Rolf Hochhuth was born in 1931 in Eschwege in Hesse. While apprenticing to be a bookseller and working in bookshops, he also attended lectures in history, philosophy and literature at the Universities of Heidelberg and Munich. As of 1955 Hochhuth was able to work afternoons as an editor for the Bertelsmann Lesering (book club) and to dedicate his mornings to his own writing – primarily of stories, which, however, remained unpublished. Hochhuth made use of a special leave – awarded to him as a bonus for the successful sale of a Wilhelm Busch edition under his editorship – to carry out research in Rome for his first play »Der Stellvertreter« (Eng. »The Deputy: A Play«, 1964), which premiered and was published in 1963.

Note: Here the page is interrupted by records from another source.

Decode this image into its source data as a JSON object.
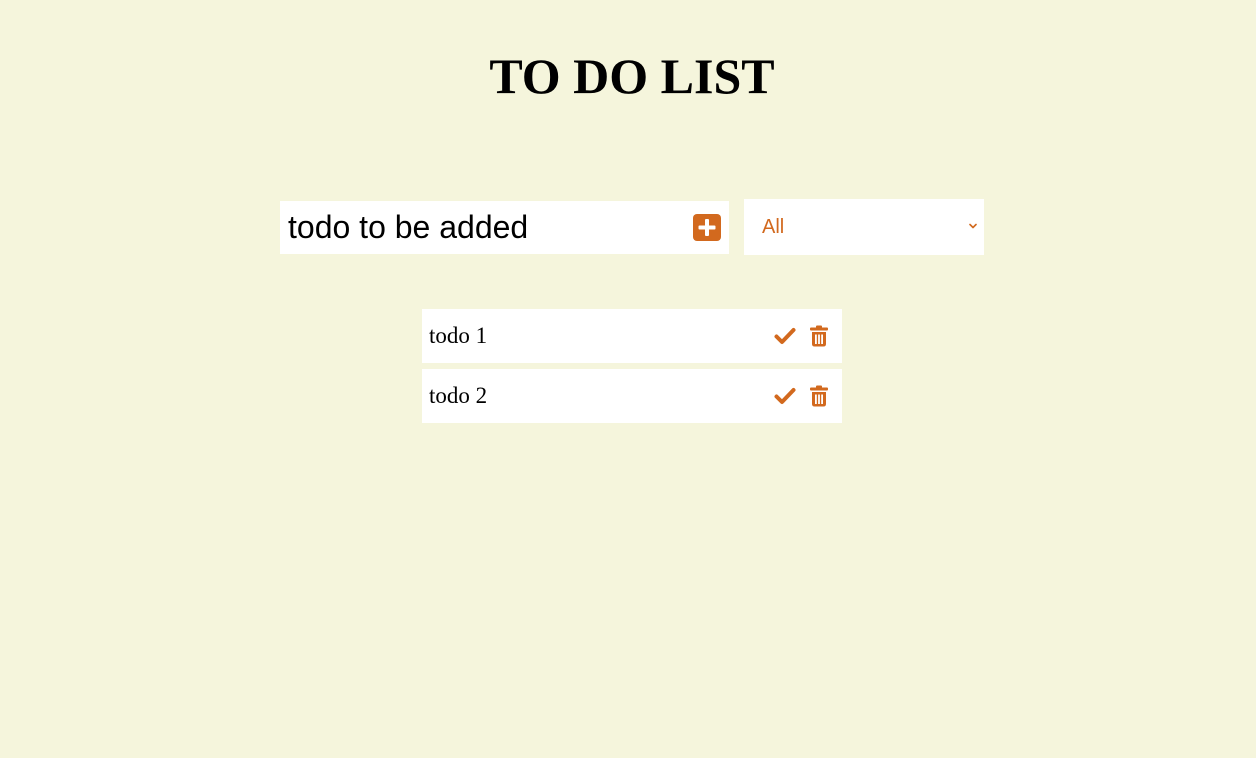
{
  "header": {
    "title": "TO DO LIST"
  },
  "form": {
    "input_value": "todo to be added"
  },
  "filter": {
    "selected": "All"
  },
  "todos": [
    {
      "text": "todo 1"
    },
    {
      "text": "todo 2"
    }
  ],
  "colors": {
    "background": "#f5f5dc",
    "accent": "#d2691e",
    "surface": "#ffffff"
  },
  "icons": {
    "add": "plus-square-icon",
    "complete": "check-icon",
    "delete": "trash-icon",
    "dropdown": "chevron-down-icon"
  }
}
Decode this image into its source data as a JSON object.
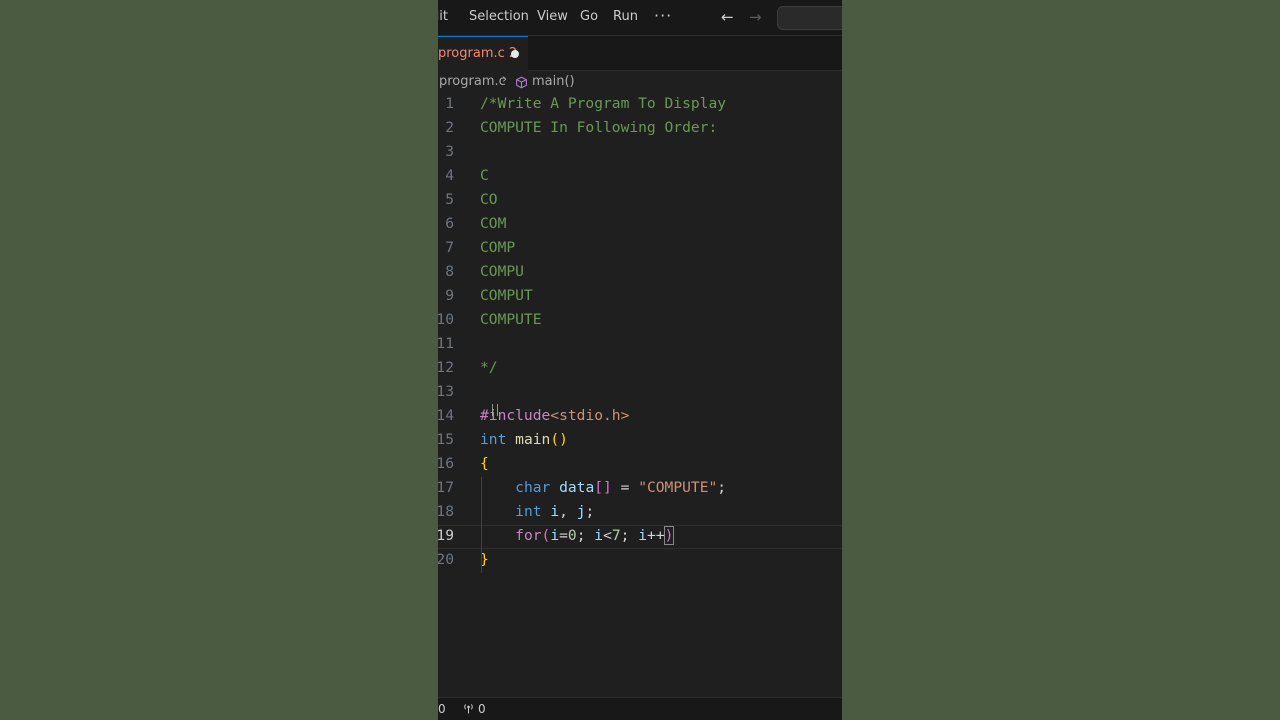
{
  "menubar": {
    "items": [
      "dit",
      "Selection",
      "View",
      "Go",
      "Run"
    ],
    "more": "···",
    "back_icon": "←",
    "forward_icon": "→"
  },
  "tab": {
    "label": "program.c 2",
    "label_color": "#f48771"
  },
  "breadcrumb": {
    "file": "program.c",
    "separator": "›",
    "symbol_icon": "cube-icon",
    "symbol": "main()"
  },
  "editor": {
    "current_line": 19,
    "lines": [
      {
        "number": "1",
        "tokens": [
          {
            "t": "/*Write A Program To Display",
            "c": "comment"
          }
        ]
      },
      {
        "number": "2",
        "tokens": [
          {
            "t": "COMPUTE In Following Order:",
            "c": "comment"
          }
        ]
      },
      {
        "number": "3",
        "tokens": []
      },
      {
        "number": "4",
        "tokens": [
          {
            "t": "C",
            "c": "comment"
          }
        ]
      },
      {
        "number": "5",
        "tokens": [
          {
            "t": "CO",
            "c": "comment"
          }
        ]
      },
      {
        "number": "6",
        "tokens": [
          {
            "t": "COM",
            "c": "comment"
          }
        ]
      },
      {
        "number": "7",
        "tokens": [
          {
            "t": "COMP",
            "c": "comment"
          }
        ]
      },
      {
        "number": "8",
        "tokens": [
          {
            "t": "COMPU",
            "c": "comment"
          }
        ]
      },
      {
        "number": "9",
        "tokens": [
          {
            "t": "COMPUT",
            "c": "comment"
          }
        ]
      },
      {
        "number": "10",
        "tokens": [
          {
            "t": "COMPUTE",
            "c": "comment"
          }
        ]
      },
      {
        "number": "11",
        "tokens": []
      },
      {
        "number": "12",
        "tokens": [
          {
            "t": "*/",
            "c": "comment"
          }
        ]
      },
      {
        "number": "13",
        "tokens": []
      },
      {
        "number": "14",
        "tokens": [
          {
            "t": "#include",
            "c": "preproc"
          },
          {
            "t": "<stdio.h>",
            "c": "include-str"
          }
        ]
      },
      {
        "number": "15",
        "tokens": [
          {
            "t": "int",
            "c": "keyword"
          },
          {
            "t": " ",
            "c": "plain"
          },
          {
            "t": "main",
            "c": "func"
          },
          {
            "t": "()",
            "c": "brace"
          }
        ]
      },
      {
        "number": "16",
        "tokens": [
          {
            "t": "{",
            "c": "brace"
          }
        ]
      },
      {
        "number": "17",
        "tokens": [
          {
            "t": "    ",
            "c": "plain"
          },
          {
            "t": "char",
            "c": "keyword"
          },
          {
            "t": " ",
            "c": "plain"
          },
          {
            "t": "data",
            "c": "var"
          },
          {
            "t": "[]",
            "c": "bracket2"
          },
          {
            "t": " = ",
            "c": "plain"
          },
          {
            "t": "\"COMPUTE\"",
            "c": "string"
          },
          {
            "t": ";",
            "c": "plain"
          }
        ]
      },
      {
        "number": "18",
        "tokens": [
          {
            "t": "    ",
            "c": "plain"
          },
          {
            "t": "int",
            "c": "keyword"
          },
          {
            "t": " ",
            "c": "plain"
          },
          {
            "t": "i",
            "c": "var"
          },
          {
            "t": ", ",
            "c": "plain"
          },
          {
            "t": "j",
            "c": "var"
          },
          {
            "t": ";",
            "c": "plain"
          }
        ]
      },
      {
        "number": "19",
        "tokens": [
          {
            "t": "    ",
            "c": "plain"
          },
          {
            "t": "for",
            "c": "flow"
          },
          {
            "t": "(",
            "c": "bracket2"
          },
          {
            "t": "i",
            "c": "var"
          },
          {
            "t": "=",
            "c": "plain"
          },
          {
            "t": "0",
            "c": "number"
          },
          {
            "t": "; ",
            "c": "plain"
          },
          {
            "t": "i",
            "c": "var"
          },
          {
            "t": "<",
            "c": "plain"
          },
          {
            "t": "7",
            "c": "number"
          },
          {
            "t": "; ",
            "c": "plain"
          },
          {
            "t": "i",
            "c": "var"
          },
          {
            "t": "++",
            "c": "plain"
          },
          {
            "t": ")",
            "c": "bracket2"
          }
        ]
      },
      {
        "number": "20",
        "tokens": [
          {
            "t": "}",
            "c": "brace"
          }
        ]
      }
    ]
  },
  "statusbar": {
    "errors": "0",
    "ports_icon": "broadcast-icon",
    "ports": "0"
  }
}
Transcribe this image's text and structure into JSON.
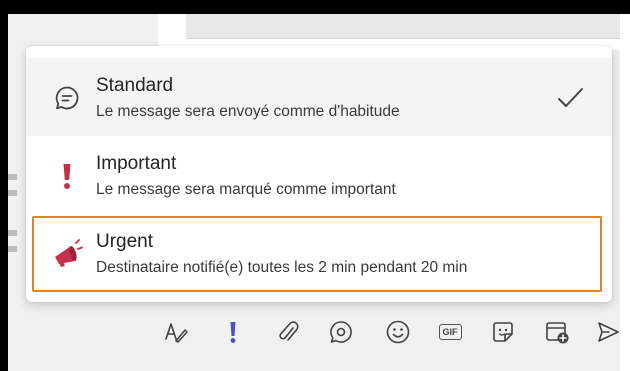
{
  "menu": {
    "items": [
      {
        "title": "Standard",
        "description": "Le message sera envoyé comme d'habitude",
        "icon": "speech-bubble-icon",
        "selected": true
      },
      {
        "title": "Important",
        "description": "Le message sera marqué comme important",
        "icon": "exclamation-icon",
        "icon_color": "#c4314b"
      },
      {
        "title": "Urgent",
        "description": "Destinataire notifié(e) toutes les 2 min pendant 20 min",
        "icon": "megaphone-icon",
        "icon_color": "#c4314b",
        "focused": true
      }
    ]
  },
  "toolbar": {
    "icons": [
      "format-icon",
      "priority-icon",
      "attach-icon",
      "loop-icon",
      "emoji-icon",
      "gif-icon",
      "sticker-icon",
      "schedule-meeting-icon",
      "send-icon"
    ],
    "gif_label": "GIF",
    "priority_color": "#4f52b2"
  },
  "colors": {
    "focus_ring": "#e0822a",
    "selected_bg": "#f4f4f4"
  }
}
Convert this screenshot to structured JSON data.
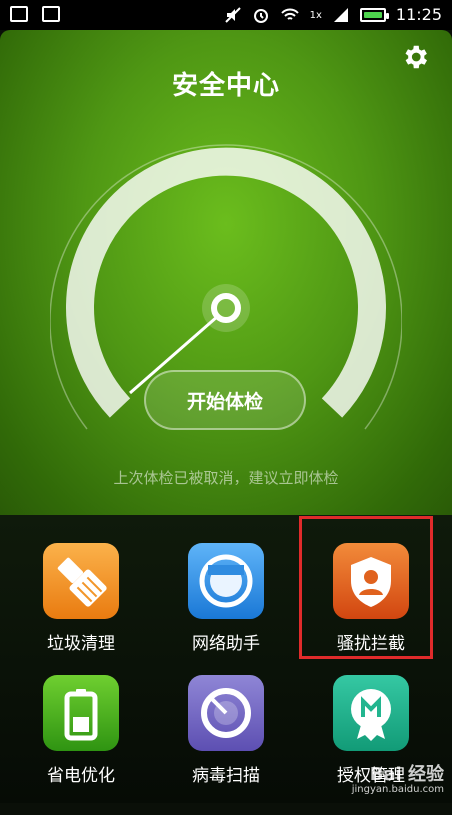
{
  "status_bar": {
    "time": "11:25",
    "network": "1x"
  },
  "header": {
    "title": "安全中心"
  },
  "gauge": {
    "start_button": "开始体检",
    "hint": "上次体检已被取消，建议立即体检"
  },
  "tools": [
    {
      "label": "垃圾清理",
      "icon": "broom-icon",
      "color": "#f2962a"
    },
    {
      "label": "网络助手",
      "icon": "speedometer-icon",
      "color": "#2f8be0"
    },
    {
      "label": "骚扰拦截",
      "icon": "shield-user-icon",
      "color": "#e0621e"
    },
    {
      "label": "省电优化",
      "icon": "battery-icon",
      "color": "#48ad1c"
    },
    {
      "label": "病毒扫描",
      "icon": "scan-icon",
      "color": "#7268c6"
    },
    {
      "label": "授权管理",
      "icon": "badge-icon",
      "color": "#22b58f"
    }
  ],
  "watermark": {
    "text": "Bai 经验",
    "url": "jingyan.baidu.com"
  }
}
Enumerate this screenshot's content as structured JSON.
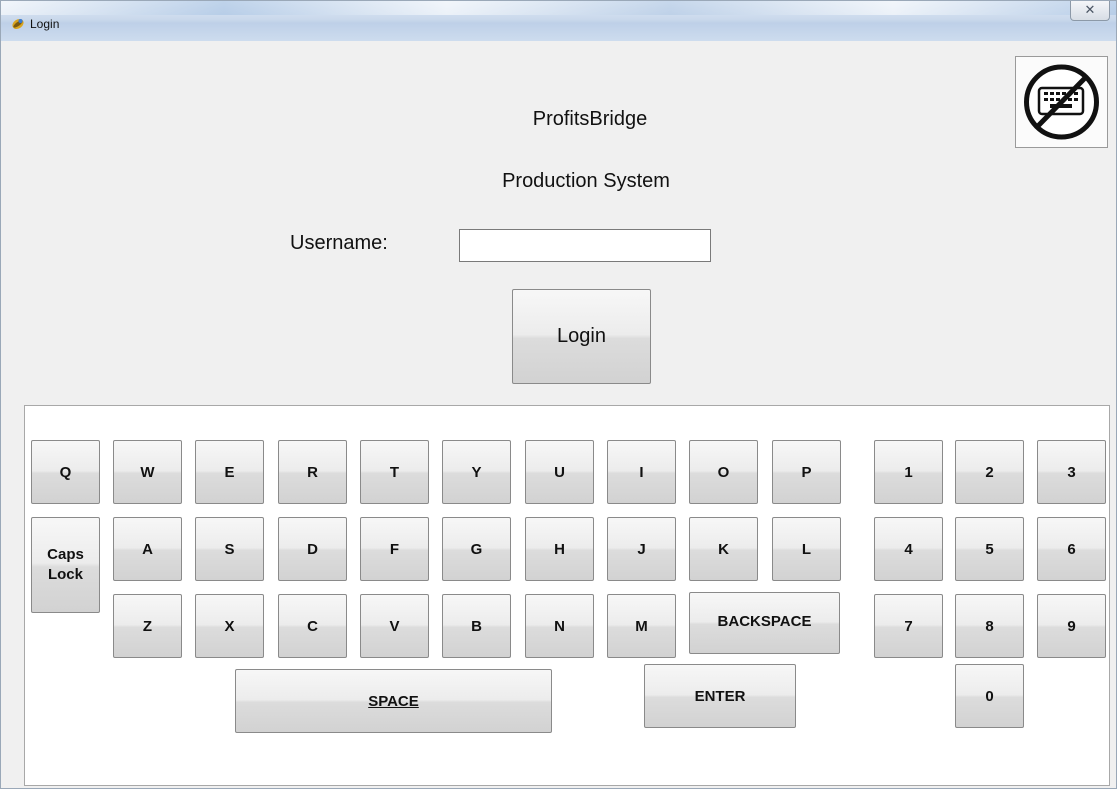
{
  "window": {
    "title": "Login",
    "close_glyph": "✕"
  },
  "header": {
    "app_name": "ProfitsBridge",
    "system_name": "Production System"
  },
  "form": {
    "username_label": "Username:",
    "username_value": "",
    "login_label": "Login"
  },
  "keyboard_toggle": {
    "icon": "keyboard-disabled-icon"
  },
  "keyboard": {
    "row1": [
      "Q",
      "W",
      "E",
      "R",
      "T",
      "Y",
      "U",
      "I",
      "O",
      "P"
    ],
    "row2": [
      "A",
      "S",
      "D",
      "F",
      "G",
      "H",
      "J",
      "K",
      "L"
    ],
    "row3": [
      "Z",
      "X",
      "C",
      "V",
      "B",
      "N",
      "M"
    ],
    "caps": [
      "Caps",
      "Lock"
    ],
    "backspace": "BACKSPACE",
    "space": "SPACE",
    "enter": "ENTER",
    "numpad": [
      "1",
      "2",
      "3",
      "4",
      "5",
      "6",
      "7",
      "8",
      "9",
      "0"
    ]
  }
}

The combination of documentary material, as well as historical persons with fictional figures and events, came to subsequently characterize his work and decisively influenced the documentary theater movement of the 1960s. Examining the question of whether Pope Pius XII was complicit in the Holocaust for failing to denounce publically the deportation of Jews to the extermination camps, the theater adaptation of »Der Stellvertreter« resulted in controversy and protests in Germany and internationally, and earned the author the Berliner Literaturpreis der jungen Generation in 1963. As a freelance writer Hochhuth has continued to address current political and social questions while also voicing moral admonishment in keeping the memory of the German past alive in literature, such as in the 1979 play »Juristen« (tr: The lawyers) about the role of former National Socialist judges in the Federal Republic of Germany. A more current example of how he broaches contemporary history in his plays with an unwavering instinct for charged issues which will trigger intense debate is the play »McKinsey kommt« (2003, tr: McKinsey is coming), which deals with large-scale layoffs aimed solely at increasing profitability. In 2014, to commemorate the centenary of World War I, his play »Sommer 14 – Ein Totentanz« (tr: Summer 14 – A dance of death), which premiered at the Vienna Burgtheater in 1990, was restaged at the Berliner Ensemble. After having released his first collection of poetry and stories, »Panik im Mai« (tr: Panic in May) in 1991, Hochhuth presented his most recent publication »Das Grundbuch« (2016, tr: The land register) with its »365 Sieben- bis Zwölfzeiler« (tr: 365 Seven to twelve liners), describing it as »life’s insights in a nutshell rather than poems«, citing, for instance, »You shall not remain silent« as the Eleventh Commandment.
Hochhuth has received numerous honors for his literary work, including the Lessing-Preis of the city of Hamburg (1980), the Elisabeth-Langgässer-Literaturpreis (1991), the Jacob-Grimm-Preis Deutsche Sprache (2001) and the Cicero-Rednerpreis (2002). The author, who lived near Basel in Switzerland from 1963 to 2007, lives in Berlin.